骤然间,数之不清的眼瞳在同一时间破碎。漆黑液体四溅的同时,真实不虚的剑光自其中绽放。肆意挥洒的剑气若淡雅的青莲,于血肉之山上盛放。

与此同时,施加在宋梓沫身上的幻境也彻底泯灭,拍向她的六指手掌被剑光切碎,残破的血肉向着四面八方坠落。而宋梓沫手中的妖刀也彻底地斩落在怨魑身上,灼目的焰光燃起,将血液蒸干,烧焦的肌肉开始散发出一股极为难闻的味道。

看着剑光将肉山一点点的切开,宋梓沫不由得想起了一道名叫刺身的菜,此时的贺筱夭在她眼中像极了一位优雅的厨师,将偌大的怨魑一点点切成薄片。

脚尖轻点,宋梓沫掠过血水淤积的地面,如同一只白色的蝴蝶,轻飘飘地落在天井院的旁边。贺筱夭已经动手,她便没有必要继续在其中掺和,胡乱地下场只会影响贺筱夭的发挥。

“▇▇▇▇!!!”

诡异的吼叫声传播开来,其中包含了无法理解的信息。这是宋梓沫第一次听见这只怨魑发出声音,声音里所携带的癫狂意味使宋梓沫的心再一次提了起来。

紧接着,宋梓沫看见,在密集的剑气中,怨魑的身体再度开始鼓动。庞大的血肉之外,有苍白的颜色一点点蔓延,顶着呼啸的剑光向外扩张。

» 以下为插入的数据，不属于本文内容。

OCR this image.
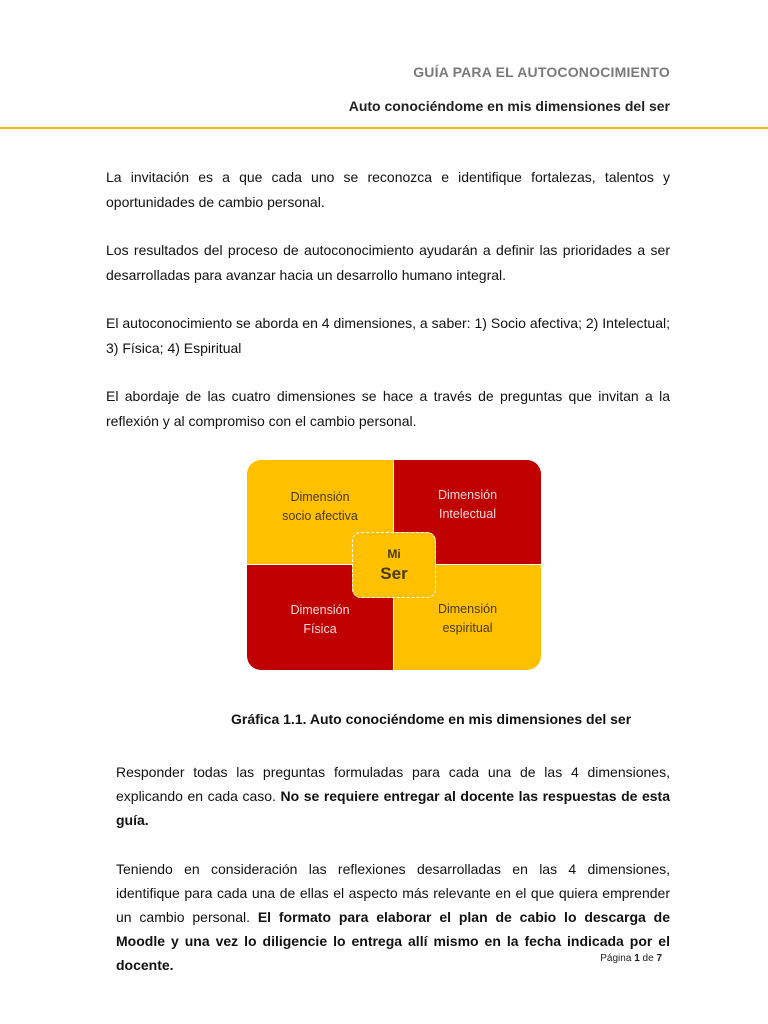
GUÍA PARA EL AUTOCONOCIMIENTO
Auto conociéndome en mis dimensiones del ser

La invitación es a que cada uno se reconozca e identifique fortalezas, talentos y oportunidades de cambio personal.

Los resultados del proceso de autoconocimiento ayudarán a definir las prioridades a ser desarrolladas para avanzar hacia un desarrollo humano integral.

El autoconocimiento se aborda en 4 dimensiones, a saber: 1) Socio afectiva; 2) Intelectual; 3) Física; 4) Espiritual

El abordaje de las cuatro dimensiones se hace a través de preguntas que invitan a la reflexión y al compromiso con el cambio personal.

Dimensión
socio afectiva
Dimensión
Intelectual
Dimensión
Física
Dimensión
espiritual
Mi
Ser
Gráfica 1.1. Auto conociéndome en mis dimensiones del ser

Responder todas las preguntas formuladas para cada una de las 4 dimensiones, explicando en cada caso. No se requiere entregar al docente las respuestas de esta guía.

Teniendo en consideración las reflexiones desarrolladas en las 4 dimensiones, identifique para cada una de ellas el aspecto más relevante en el que quiera emprender un cambio personal. El formato para elaborar el plan de cabio lo descarga de Moodle y una vez lo diligencie lo entrega allí mismo en la fecha indicada por el docente.	Página 1 de 7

“是骨骼!这个家伙通过坚硬的骨骼来抵抗贺筱夭的剑气!”

宋梓沫一瞬间就明白了发生什么事情,下意识握紧手里的长刀。

然而,密集的剑气仍旧在狭小的空间中肆虐,宋梓沫无法上前帮忙。她只能看着贺筱夭的身影灵活地跃动在怨魑的身躯之上,长剑翻转间,将一块块骨骼击碎。

但宋梓沫发觉,贺筱夭的动作正在变得越发吃力。击碎骨骼的速度始终难以赶上骨骼的生长速度,怨魑的大半身躯都被骨骼所覆盖,而且这些骨骼还在逐渐增厚,使得贺筱夭要付出更大的力量才能将它们从怨魑的身上剥离。

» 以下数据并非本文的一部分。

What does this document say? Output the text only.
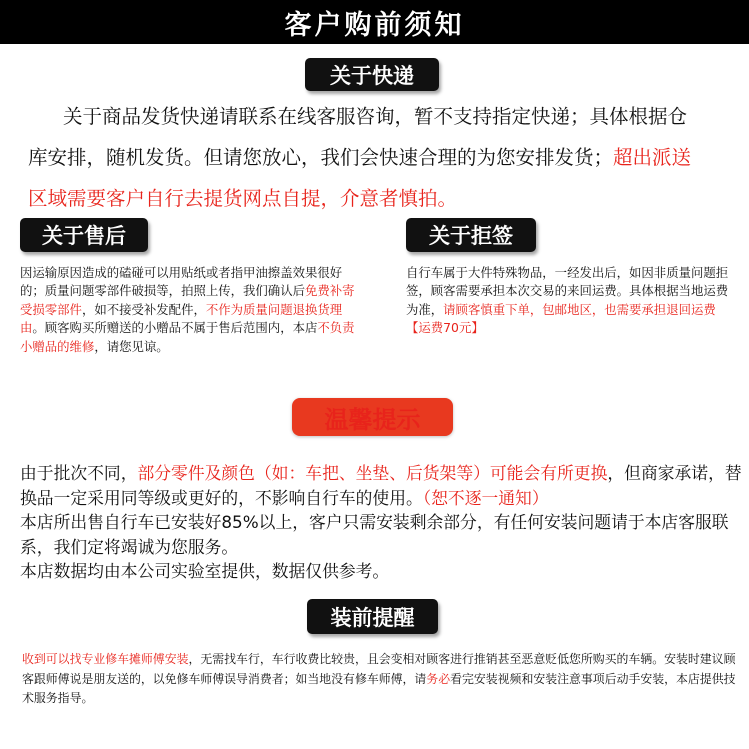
客户购前须知
关于快递
关于商品发货快递请联系在线客服咨询，暂不支持指定快递；具体根据仓
库安排，随机发货。但请您放心，我们会快速合理的为您安排发货；超出派送
区域需要客户自行去提货网点自提，介意者慎拍。
关于售后

因运输原因造成的磕碰可以用贴纸或者指甲油擦盖效果很好的；质量问题零部件破损等，拍照上传，我们确认后免费补寄受损零部件，如不接受补发配件，不作为质量问题退换货理由。顾客购买所赠送的小赠品不属于售后范围内，本店不负责小赠品的维修，请您见谅。

关于拒签

自行车属于大件特殊物品，一经发出后，如因非质量问题拒签，顾客需要承担本次交易的来回运费。具体根据当地运费为准，请顾客慎重下单，包邮地区，也需要承担退回运费【运费70元】

温馨提示
由于批次不同，部分零件及颜色（如：车把、坐垫、后货架等）可能会有所更换，但商家承诺，替换品一定采用同等级或更好的，不影响自行车的使用。（恕不逐一通知）
本店所出售自行车已安装好85%以上，客户只需安装剩余部分，有任何安装问题请于本店客服联系，我们定将竭诚为您服务。
本店数据均由本公司实验室提供，数据仅供参考。
装前提醒

收到可以找专业修车摊师傅安装，无需找车行，车行收费比较贵，且会变相对顾客进行推销甚至恶意贬低您所购买的车辆。安装时建议顾客跟师傅说是朋友送的，以免修车师傅误导消费者；如当地没有修车师傅，请务必看完安装视频和安装注意事项后动手安装，本店提供技术服务指导。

就在战斗的局势逐渐向着怨魑倾斜时,一位身穿白衣的男子出现在天井院中。

他轻描淡写地穿过剑气肆虐的风暴,拈起一条造型古怪的枝条,插在血肉之山上。就在枝条插入血肉的那一刹那,寒冷的气流席卷天井院,令宋梓沫忍不住打了个哆嗦。

男子回首,向贺筱夭笑道:

“贺姐,此处就交由小生来处理吧。”

是余暗梅,不知何时他已经从东屋里回来了,并及时插入战局。

贺筱夭脚步一顿,避开自怨魑身上长出的骨刺,翩然落在宋梓沫的身旁,笑道:“那这边就交给你了。”

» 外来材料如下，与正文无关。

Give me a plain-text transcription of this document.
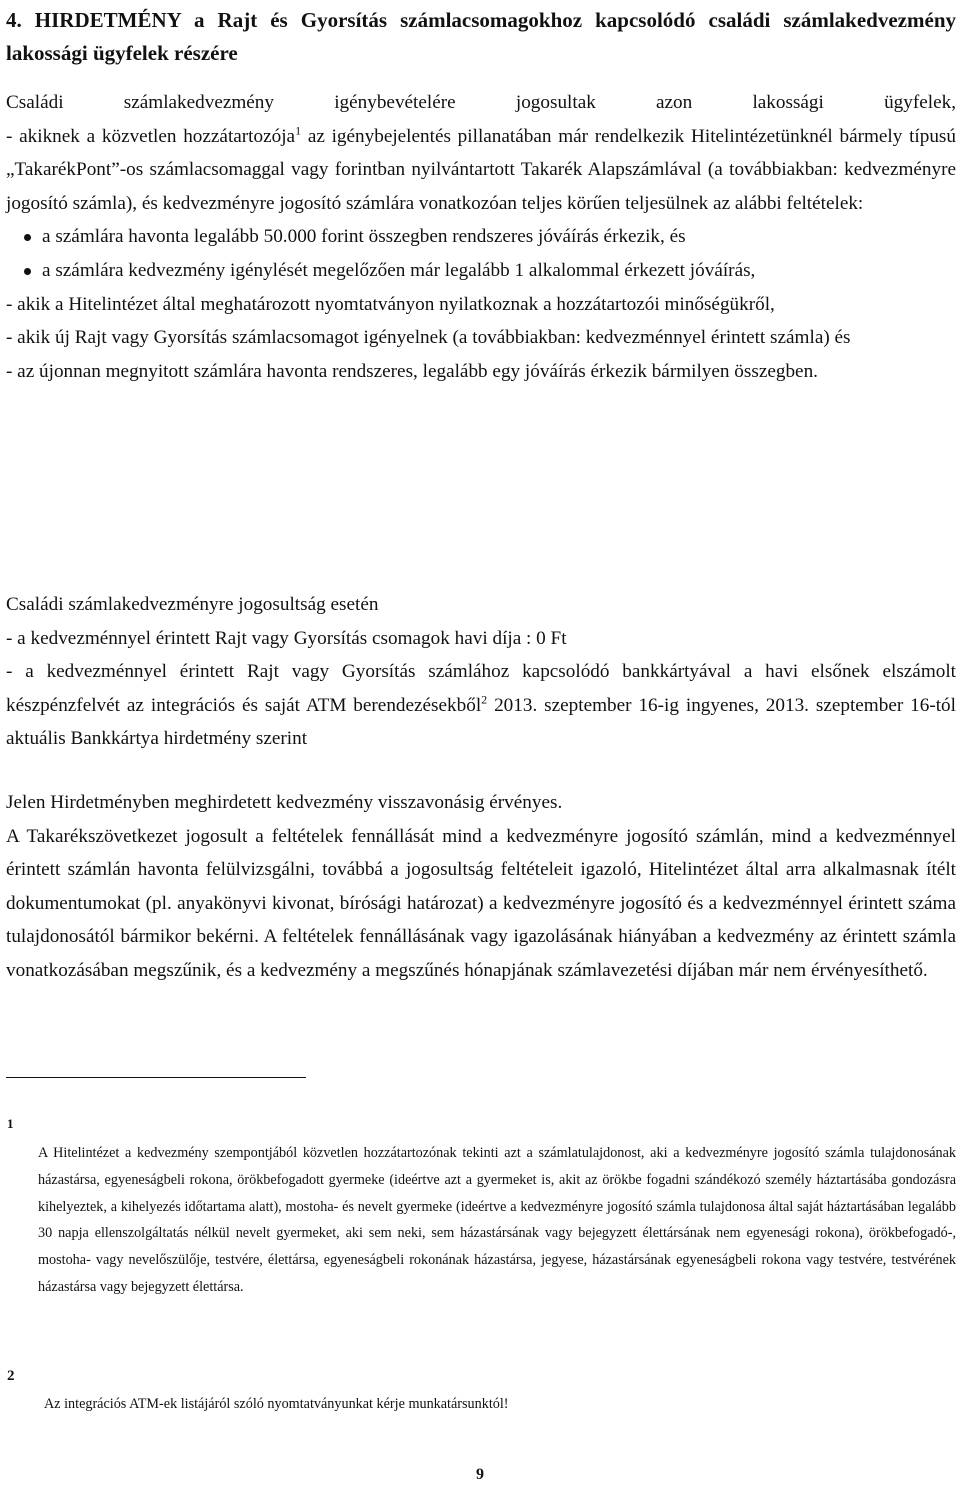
4. HIRDETMÉNY a Rajt és Gyorsítás számlacsomagokhoz kapcsolódó családi számlakedvezmény lakossági ügyfelek részére

Családi számlakedvezmény igénybevételére jogosultak azon lakossági ügyfelek,

- akiknek a közvetlen hozzátartozója$^1$ az igénybejelentés pillanatában már rendelkezik Hitelintézetünknél bármely típusú „TakarékPont”-os számlacsomaggal vagy forintban nyilvántartott Takarék Alapszámlával (a továbbiakban: kedvezményre jogosító számla), és kedvezményre jogosító számlára vonatkozóan teljes körűen teljesülnek az alábbi feltételek:

a számlára havonta legalább 50.000 forint összegben rendszeres jóváírás érkezik, és
a számlára kedvezmény igénylését megelőzően már legalább 1 alkalommal érkezett jóváírás,

- akik a Hitelintézet által meghatározott nyomtatványon nyilatkoznak a hozzátartozói minőségükről,

- akik új Rajt vagy Gyorsítás számlacsomagot igényelnek (a továbbiakban: kedvezménnyel érintett számla) és

- az újonnan megnyitott számlára havonta rendszeres, legalább egy jóváírás érkezik bármilyen összegben.

Családi számlakedvezményre jogosultság esetén

- a kedvezménnyel érintett Rajt vagy Gyorsítás csomagok havi díja : 0 Ft

- a kedvezménnyel érintett Rajt vagy Gyorsítás számlához kapcsolódó bankkártyával a havi elsőnek elszámolt készpénzfelvét az integrációs és saját ATM berendezésekből$^2$ 2013. szeptember 16-ig ingyenes, 2013. szeptember 16-tól aktuális Bankkártya hirdetmény szerint

Jelen Hirdetményben meghirdetett kedvezmény visszavonásig érvényes.

A Takarékszövetkezet jogosult a feltételek fennállását mind a kedvezményre jogosító számlán, mind a kedvezménnyel érintett számlán havonta felülvizsgálni, továbbá a jogosultság feltételeit igazoló, Hitelintézet által arra alkalmasnak ítélt dokumentumokat (pl. anyakönyvi kivonat, bírósági határozat) a kedvezményre jogosító és a kedvezménnyel érintett száma tulajdonosától bármikor bekérni. A feltételek fennállásának vagy igazolásának hiányában a kedvezmény az érintett számla vonatkozásában megszűnik, és a kedvezmény a megszűnés hónapjának számlavezetési díjában már nem érvényesíthető.

1
A Hitelintézet a kedvezmény szempontjából közvetlen hozzátartozónak tekinti azt a számlatulajdonost, aki a kedvezményre jogosító számla tulajdonosának házastársa, egyeneságbeli rokona, örökbefogadott gyermeke (ideértve azt a gyermeket is, akit az örökbe fogadni szándékozó személy háztartásába gondozásra kihelyeztek, a kihelyezés időtartama alatt), mostoha- és nevelt gyermeke (ideértve a kedvezményre jogosító számla tulajdonosa által saját háztartásában legalább 30 napja ellenszolgáltatás nélkül nevelt gyermeket, aki sem neki, sem házastársának vagy bejegyzett élettársának nem egyenesági rokona), örökbefogadó-, mostoha- vagy nevelőszülője, testvére, élettársa, egyeneságbeli rokonának házastársa, jegyese, házastársának egyeneságbeli rokona vagy testvére, testvérének házastársa vagy bejegyzett élettársa.
2
Az integrációs ATM-ek listájáról szóló nyomtatványunkat kérje munkatársunktól!
9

就在几句话的时间里,怨魑的血肉再度破开,覆盖着块状畸形骨骼的六指巨掌从其中探出,向着余暗梅镇压而去!

“小心!”宋梓沫不由出声提醒道。

余暗梅笑了笑,脚步一晃,竟恰巧避开了巨掌的拍击范围。

在一声巨响中,地砖崩裂,碎石飞舞,血水四溅。

余暗梅不动声色地掐了一个法诀,倏忽间,插在怨魑身上的那条古怪枝条竟飞速地生长起来,眨眼间,开出淡粉色的梅花。

以枝条为中心,凄白色的风暴席卷而起,将整个天井院覆盖其中。诞生于风雪之中的生灵,于此呼唤风雪的降临,号令寒冬的到来。

这一刻,宋梓沫终于体会到什么叫做九月的寒冬。刺骨的烈寒吹入血肉,令她不禁打起了哆嗦。

贺筱夭看了一眼嘴唇发白的宋梓沫,将她拉到自己的身边,将身上鹤氅的一边盖在宋梓沫的身上。

宽大的鹤氅很暖和,使宋梓沫顿时感觉整个人都精神了一点。

感激地看了一眼贺筱夭后,宋梓沫再度将注意力放在余暗梅与怨魑的战斗中。

怨魑咆哮,想要再度举起巨掌,将眼前的余暗梅碾死。然而骤然腾起的暴风雪竟将怨魑的手冻结在地上的血水之中,不得动弹!

在怒号的旋风之中,碎冰的声音不断响起,冰层顺着怨魑的身体逐渐蔓延,被冻碎的骨骼之下,肌肉的颜色逐渐变成了黑紫色。

“该结束了。”余暗梅低声说到。

他朝着梅花枝一点,原本枯瘦的枝条飞快地生长起来,蔓延出遒劲的根系,深深扎入怨魑的骨骼缝隙中,寒冷的冰雪沿着生长的枝条传递,将暴虐的寒意刺入怨魑的身体,由内而外地将偌大的肉山彻底冻结。数息之后,天井院里多了一具栩栩如生的冰雕。

余暗梅缓步上前,将最初的那根枝条从庞大的冰雕弯折下来,那些生长在怨魑身体内的根系旋即干枯,破碎的声音从冰雕的深处响起,细密的裂缝攀上整座冰雕。

最后,在宋梓沫震惊的眼神中,庞大的怨魑冰雕快速崩裂,垮塌成一座冰山。

冰块相互撞击的声音回荡中,白色的冰粉翻卷而起,折射出阳光的色彩。白衣的男子雅然微笑着,手里的梅枝上,花朵绽放。

忽略怨魑的尸体,宋梓沫竟觉得眼前的景色带着诗意。

“发生什么事了?”

北面的房屋被推开,脸色略微有些难看的榕兰从其中走出。